The Financial Stability Board (FSB) has published a report on FinTech and market structure in financial services.
The digitalisation of finance has the potential to significantly change the current functioning of the global financial system, which raises a number of possible benefits and risks. The FSB monitors digitalisation trends, to assist in harnessing the benefits while mitigating risks. This includes analysis of the financial stability implications of technological innovation.
The report reiterates that technological innovation in financial services gives providers the potential to increase market access, the range of product offerings, and convenience while also lowering costs to clients.
At the same time, new entrants into the financial services space, including FinTech firms and large, established technology companies (BigTech), could materially alter the universe of financial services providers.
Greater competition and diversity in lending, payments, insurance, trading, and other areas of financial services can create a more efficient and resilient financial system. However, the report states that heightened competition could also put pressure on financial institutions’ profitability and this could lead to additional risk taking among incumbents in order to maintain margins.
Moreover, there could be new implications for financial stability from BigTech in finance and greater third-party dependencies, for instance in cloud computing services.

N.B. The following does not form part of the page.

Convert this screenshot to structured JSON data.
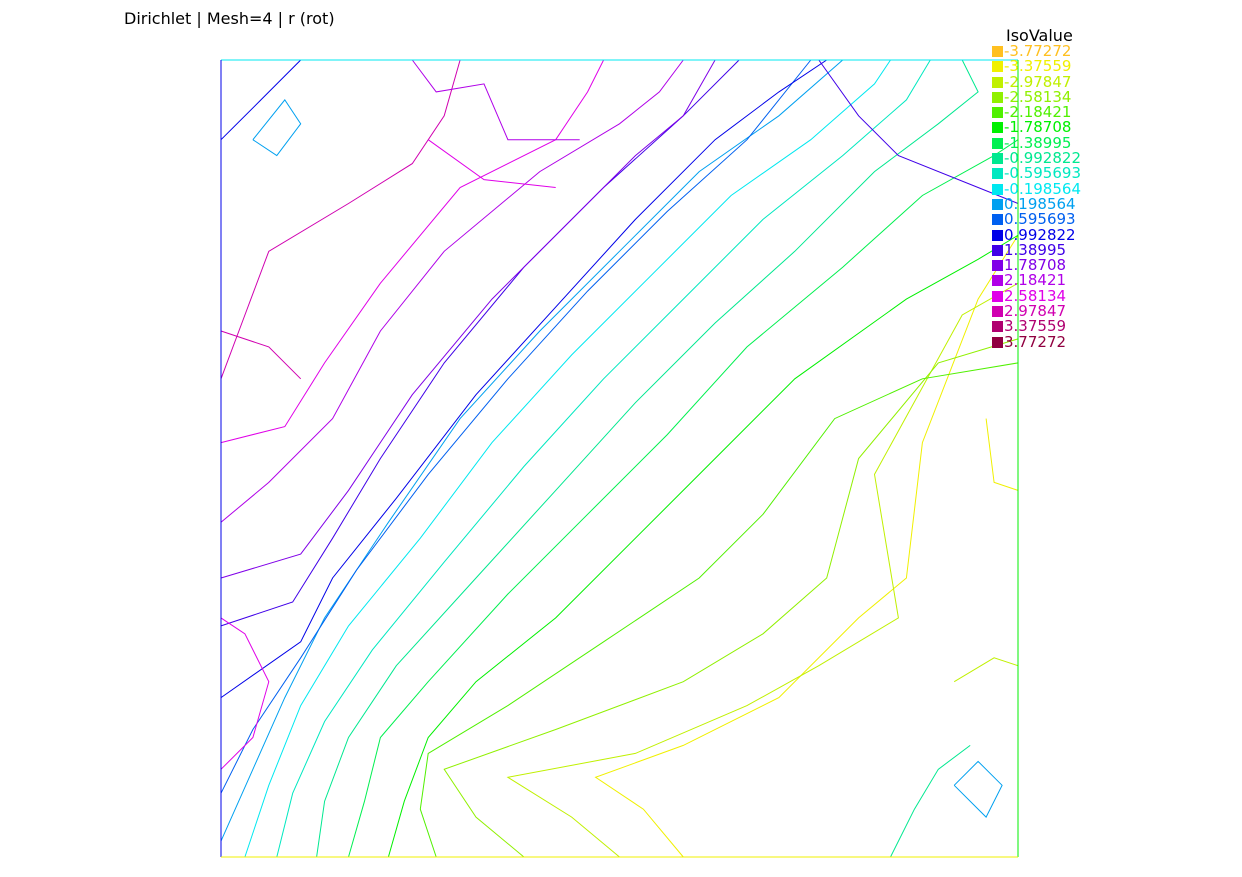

The FSB found that, to date, the relationship between incumbent financial institutions and FinTech firms appears to be largely complementary and cooperative in nature. Having said that, the report stresses the competitive impact of BigTech may be greater than that of FinTech firms because BigTech firms typically have large, established customer networks and enjoy name recognition and trust.
Interestingly the report states the reliance by financial institutions on third-party data service providers (e.g. data provision, cloud storage and analytics, and physical connectivity) for core operations is estimated to be low at present. However, this warrants ongoing attention from authorities.
Back in June 2017 the FSB published a report on the Financial Stability Implications from FinTech. The report identified 10 areas that merited authorities’ attention, of which three were seen as priorities for international collaboration: managing operational risk from third-party service providers; mitigating cyber risks; and monitoring macrofinancial risks that could emerge as FinTech activities increase.
This report follows up on these issues, providing further evidence on FinTech and resulting changes in market structure. As FinTech firms, BigTech firms, and the markets for third-party services continue to develop, the FSB said it will be important to continue monitoring these developments and their financial stability implications.